Appropriate and lasting treatments of Fibomyalgia include the following: 1) Find the causes and treat those on every level, down to the basic biochemistries and hormones. 2) Eliminate infections and toxins which can cause pain and fatigue. Tylenol should not be used continuously for pain relief, or at all, as it can cause liver damage and has been implicated in some cases of high blood pressure.
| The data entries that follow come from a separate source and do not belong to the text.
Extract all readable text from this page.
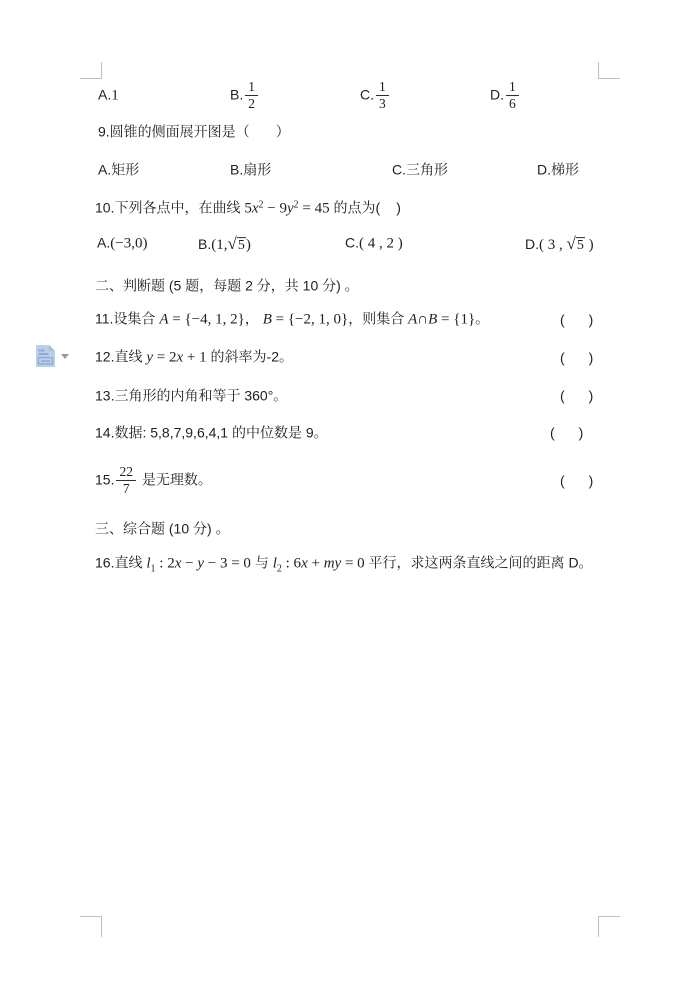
A.1	B. $\frac{1}{2}$	C. $\frac{1}{3}$	D. $\frac{1}{6}$
9.圆锥的侧面展开图是（ ）
A.矩形	B.扇形	C.三角形	D.梯形
10.下列各点中，在曲线 $5x^2 - 9y^2 = 45$ 的点为( )
A.(−3,0)	B.(1,√5)	C.( 4 , 2 )	D.( 3 , √5 )
二、判断题 (5 题，每题 2 分，共 10 分) 。
11.设集合 A = {−4, 1, 2}， B = {−2, 1, 0}，则集合 A∩B = {1}。	( )
12.直线 y = 2x + 1 的斜率为-2。	( )
13.三角形的内角和等于 360°。	( )
14.数据: 5,8,7,9,6,4,1 的中位数是 9。	( )
15. $\frac{22}{7}$ 是无理数。	( )
三、综合题 (10 分) 。
16.直线 $l_1$ : 2x − y − 3 = 0 与 $l_2$ : 6x + my = 0 平行，求这两条直线之间的距离 D。
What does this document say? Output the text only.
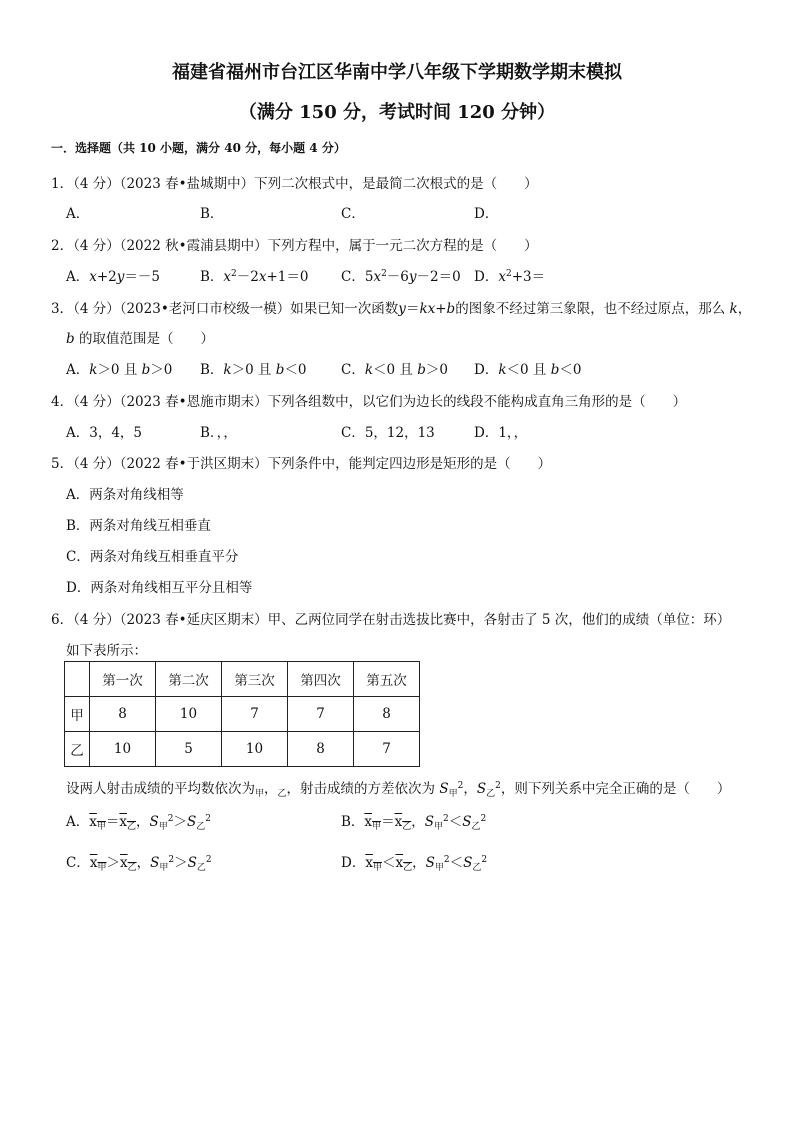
福建省福州市台江区华南中学八年级下学期数学期末模拟
（满分 150 分，考试时间 120 分钟）
一．选择题（共 10 小题，满分 40 分，每小题 4 分）
1．（4 分）（2023 春•盐城期中）下列二次根式中，是最简二次根式的是（　　）
A．	B．	C．	D．
2．（4 分）（2022 秋•霞浦县期中）下列方程中，属于一元二次方程的是（　　）
A．x+2y＝－5	B．$x^2-2x+1=0$ C．$5x^2-6y-2=0$ D．$x^2+3=$
3．（4 分）（2023•老河口市校级一模）如果已知一次函数y＝kx+b的图象不经过第三象限，也不经过原点，那么 k，
b 的取值范围是（　　）
A．k＞0 且 b＞0 B．k＞0 且 b＜0	C．k＜0 且 b＞0 D．k＜0 且 b＜0
4．（4 分）（2023 春•恩施市期末）下列各组数中，以它们为边长的线段不能构成直角三角形的是（　　）
A．3，4，5	B．，，	C．5，12，13	D．1，，
5．（4 分）（2022 春•于洪区期末）下列条件中，能判定四边形是矩形的是（　　）
A．两条对角线相等
B．两条对角线互相垂直
C．两条对角线互相垂直平分
D．两条对角线相互平分且相等
6．（4 分）（2023 春•延庆区期末）甲、乙两位同学在射击选拔比赛中，各射击了 5 次，他们的成绩（单位：环）
如下表所示：
	第一次	第二次	第三次	第四次	第五次
甲	8	10	7	7	8
乙	10	5	10	8	7
设两人射击成绩的平均数依次为$_甲$，$_乙$，射击成绩的方差依次为 $S_甲^2$，$S_乙^2$，则下列关系中完全正确的是（　　）
A．$x_甲=x_乙$，$S_甲^2>S_乙^2$	B．$x_甲=x_乙$，$S_甲^2<S_乙^2$
C．$x_甲>x_乙$，$S_甲^2>S_乙^2$	D．$x_甲<x_乙$，$S_甲^2<S_乙^2$
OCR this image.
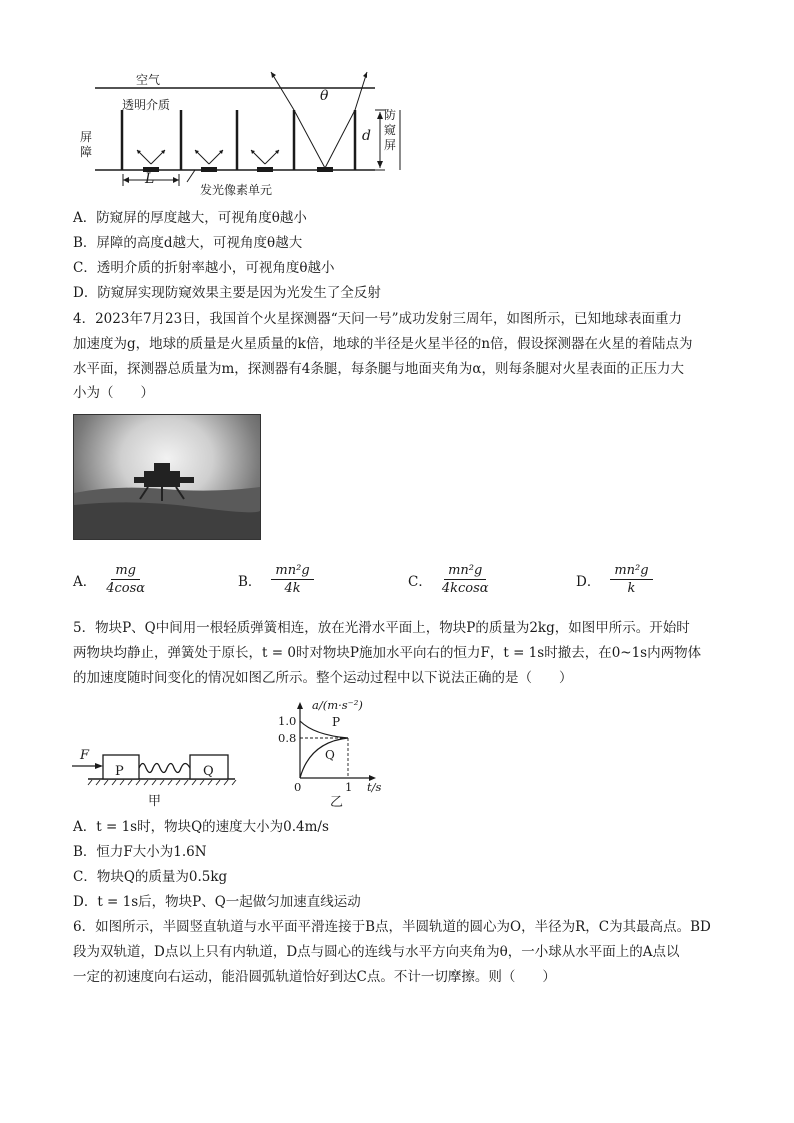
空气
透明介质
屏障
θ
d
防窥屏
L
发光像素单元
A．防窥屏的厚度越大，可视角度θ越小
B．屏障的高度d越大，可视角度θ越大
C．透明介质的折射率越小，可视角度θ越小
D．防窥屏实现防窥效果主要是因为光发生了全反射
4．2023年7月23日，我国首个火星探测器“天问一号”成功发射三周年，如图所示，已知地球表面重力
加速度为g，地球的质量是火星质量的k倍，地球的半径是火星半径的n倍，假设探测器在火星的着陆点为
水平面，探测器总质量为m，探测器有4条腿，每条腿与地面夹角为α，则每条腿对火星表面的正压力大
小为（　　）
A． $\frac{mg}{4\cos\alpha}$	B． $\frac{\text{mn²g}}{4k}$	C． $\frac{\text{mn²g}}{4kcos\alpha}$	D． $\frac{\text{mn²g}}{k}$
5．物块P、Q中间用一根轻质弹簧相连，放在光滑水平面上，物块P的质量为2kg，如图甲所示。开始时
两物块均静止，弹簧处于原长，t = 0时对物块P施加水平向右的恒力F，t = 1s时撤去，在0~1s内两物体
的加速度随时间变化的情况如图乙所示。整个运动过程中以下说法正确的是（　　）
F
P	Q
甲
a/(m·s⁻²)
1.0
0.8
0	1 t/s
P
Q
乙
A．t = 1s时，物块Q的速度大小为0.4m/s
B．恒力F大小为1.6N
C．物块Q的质量为0.5kg
D．t = 1s后，物块P、Q一起做匀加速直线运动
6．如图所示，半圆竖直轨道与水平面平滑连接于B点，半圆轨道的圆心为O，半径为R，C为其最高点。BD
段为双轨道，D点以上只有内轨道，D点与圆心的连线与水平方向夹角为θ，一小球从水平面上的A点以
一定的初速度向右运动，能沿圆弧轨道恰好到达C点。不计一切摩擦。则（　　）
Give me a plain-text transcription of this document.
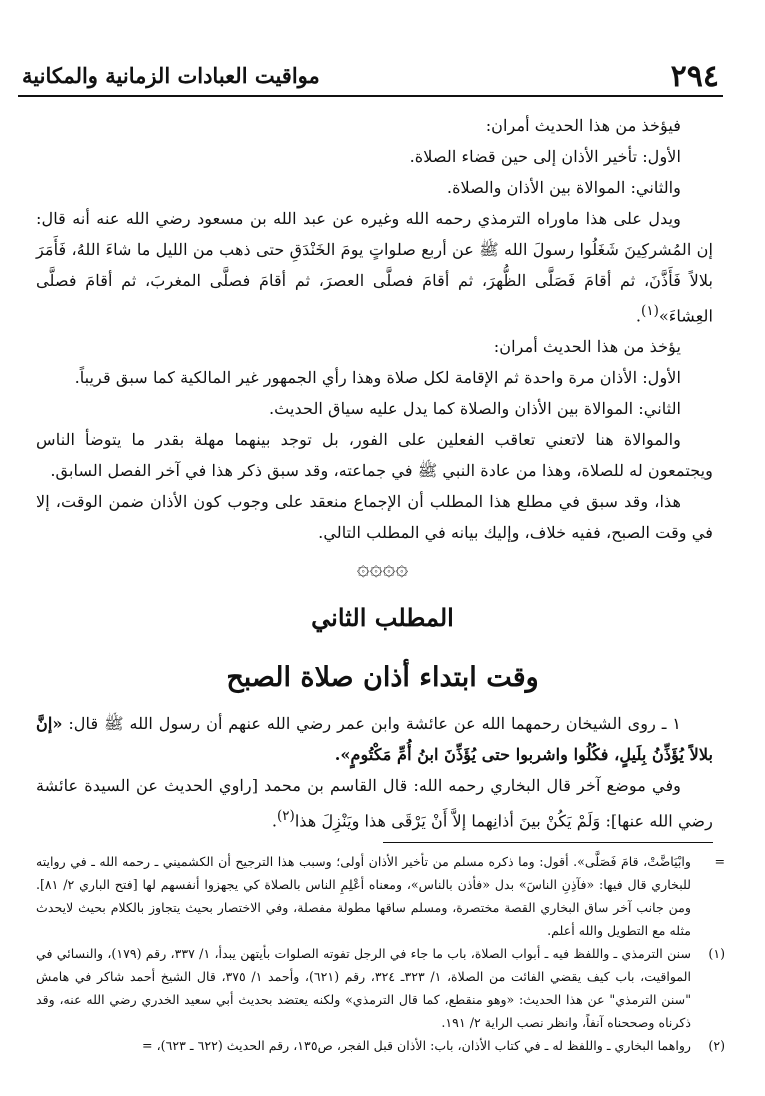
٢٩٤
مواقيت العبادات الزمانية والمكانية

فيؤخذ من هذا الحديث أمران:

الأول: تأخير الأذان إلى حين قضاء الصلاة.

والثاني: الموالاة بين الأذان والصلاة.

ويدل على هذا ماوراه الترمذي رحمه الله وغيره عن عبد الله بن مسعود رضي الله عنه أنه قال: إن المُشركِينَ شَغَلُوا رسولَ الله ﷺ عن أربع صلواتٍ يومَ الخَنْدَقِ حتى ذهب من الليل ما شاءَ اللهُ، فَأَمَرَ بلالاً فَأَذَّنَ، ثم أقامَ فَصَلَّى الظُّهرَ، ثم أقامَ فصلَّى العصرَ، ثم أقامَ فصلَّى المغربَ، ثم أقامَ فصلَّى العِشاءَ»$^{(١)}$.

يؤخذ من هذا الحديث أمران:

الأول: الأذان مرة واحدة ثم الإقامة لكل صلاة وهذا رأي الجمهور غير المالكية كما سبق قريباً.

الثاني: الموالاة بين الأذان والصلاة كما يدل عليه سياق الحديث.

والموالاة هنا لاتعني تعاقب الفعلين على الفور، بل توجد بينهما مهلة بقدر ما يتوضأ الناس ويجتمعون له للصلاة، وهذا من عادة النبي ﷺ في جماعته، وقد سبق ذكر هذا في آخر الفصل السابق.

هذا، وقد سبق في مطلع هذا المطلب أن الإجماع منعقد على وجوب كون الأذان ضمن الوقت، إلا في وقت الصبح، ففيه خلاف، وإليك بيانه في المطلب التالي.

۞۞۞۞
المطلب الثاني
وقت ابتداء أذان صلاة الصبح

١ ـ روى الشيخان رحمهما الله عن عائشة وابن عمر رضي الله عنهم أن رسول الله ﷺ قال: «إنَّ بلالاً يُؤَذِّنُ بِلَيلٍ، فكُلُوا واشربوا حتى يُؤَذِّنَ ابنُ أُمِّ مَكْتُومٍ».

وفي موضع آخر قال البخاري رحمه الله: قال القاسم بن محمد [راوي الحديث عن السيدة عائشة رضي الله عنها]: وَلَمْ يَكُنْ بينَ أذانِهما إلاَّ أَنْ يَرْقَى هذا ويَنْزِلَ هذا$^{(٢)}$.

=
وابْيَاضَّتْ، قامَ فَصَلَّى». أقول: وما ذكره مسلم من تأخير الأذان أولى؛ وسبب هذا الترجيح أن الكشميني ـ رحمه الله ـ في روايته للبخاري قال فيها: «فآذِنِ الناسَ» بدل «فأذن بالناس»، ومعناه أعْلِمِ الناس بالصلاة كي يجهزوا أنفسهم لها [فتح الباري ٢/ ٨١]. ومن جانب آخر ساق البخاري القصة مختصرة، ومسلم ساقها مطولة مفصلة، وفي الاختصار بحيث يتجاوز بالكلام بحيث لايحدث مثله مع التطويل والله أعلم.
(١)
سنن الترمذي ـ واللفظ فيه ـ أبواب الصلاة، باب ما جاء في الرجل تفوته الصلوات بأيتهن يبدأ، ١/ ٣٣٧، رقم (١٧٩)، والنسائي في المواقيت، باب كيف يقضي الفائت من الصلاة، ١/ ٣٢٣ـ ٣٢٤، رقم (٦٢١)، وأحمد ١/ ٣٧٥، قال الشيخ أحمد شاكر في هامش "سنن الترمذي" عن هذا الحديث: «وهو منقطع، كما قال الترمذي» ولكنه يعتضد بحديث أبي سعيد الخدري رضي الله عنه، وقد ذكرناه وصححناه آنفاً، وانظر نصب الراية ٢/ ١٩١.
(٢)
رواهما البخاري ـ واللفظ له ـ في كتاب الأذان، باب: الأذان قبل الفجر، ص١٣٥، رقم الحديث (٦٢٢ ـ ٦٢٣)، =
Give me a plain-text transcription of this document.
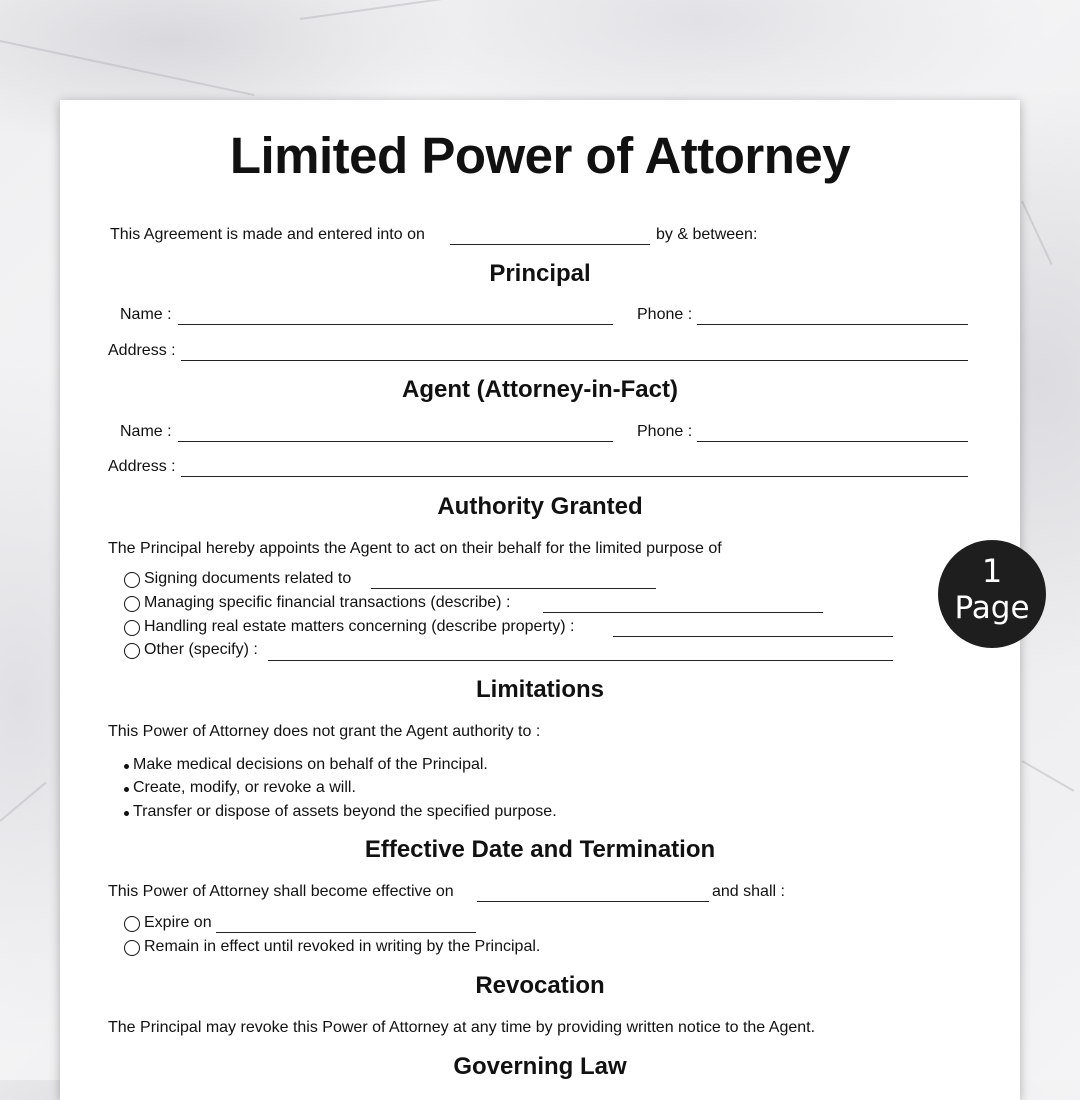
Limited Power of Attorney
This Agreement is made and entered into on	by & between:
Principal
Name :	Phone :
Address :
Agent (Attorney-in-Fact)
Name :	Phone :
Address :
Authority Granted
The Principal hereby appoints the Agent to act on their behalf for the limited purpose of
Signing documents related to
Managing specific financial transactions (describe) :
Handling real estate matters concerning (describe property) :
Other (specify) :
Limitations
This Power of Attorney does not grant the Agent authority to :
Make medical decisions on behalf of the Principal.
Create, modify, or revoke a will.
Transfer or dispose of assets beyond the specified purpose.
Effective Date and Termination
This Power of Attorney shall become effective on	and shall :
Expire on
Remain in effect until revoked in writing by the Principal.
Revocation
The Principal may revoke this Power of Attorney at any time by providing written notice to the Agent.
Governing Law
1
Page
There are natural substances which help relieve pain because they are addressing the causes of pain: quercitin, tumeric, bromelain, ginger, Omega 3 and other anti-oxidants. 3) Diet plays a big role. Too much sugar and refined or processed carbohydrates which turn into sugar and fat in the body, create among other chemical imbalances, an excess of pain-causing prostaglandins. Prostaglandins are hormone-like substances which either contribute to pain, PGE2, or relieve pain in an endorphin-like fashion, PGE1 and PGE3. These are derived from healthy essential fatty acids, omega 3's and 6's. Saturated fats and rancid oils cause inflammation and pain in the body. 4) Exercise, primarily low impact stretching, yoga, dance and tai chi help relieve stress, excess cortisol, and tightened muscles and fascia. These forms of exercise open joint spaces and allow for natural synovial fluid to bathe and lubricate. 5) Injury and not being hydrated enough with good, clean water, can lead to "dryer" joint spaces. For most people, it is important to drink at least 2 liters of mineralized water per day. In hot and dry climates, more is needed. 6) Mental and emotional balancing. This has certainly been said before by me and others, yet bears emphasizing. Find ways to resolve disharmony and dysfunction in your life. Take responsibility for all words, thoughts and actions. A healthy mind creates a healthy body. Eliminate criticism and judgment as much as possible, of self and others. Get help for distressing family problems. 7) Develop spiritual practices and living.

These things are ongoing. Daily, one must commit to taking care of and nurturing oneself. This is the way to healing and being proactive in preventing chronic, degenerative disease. The symptoms of Fibromyalgia can be relieved.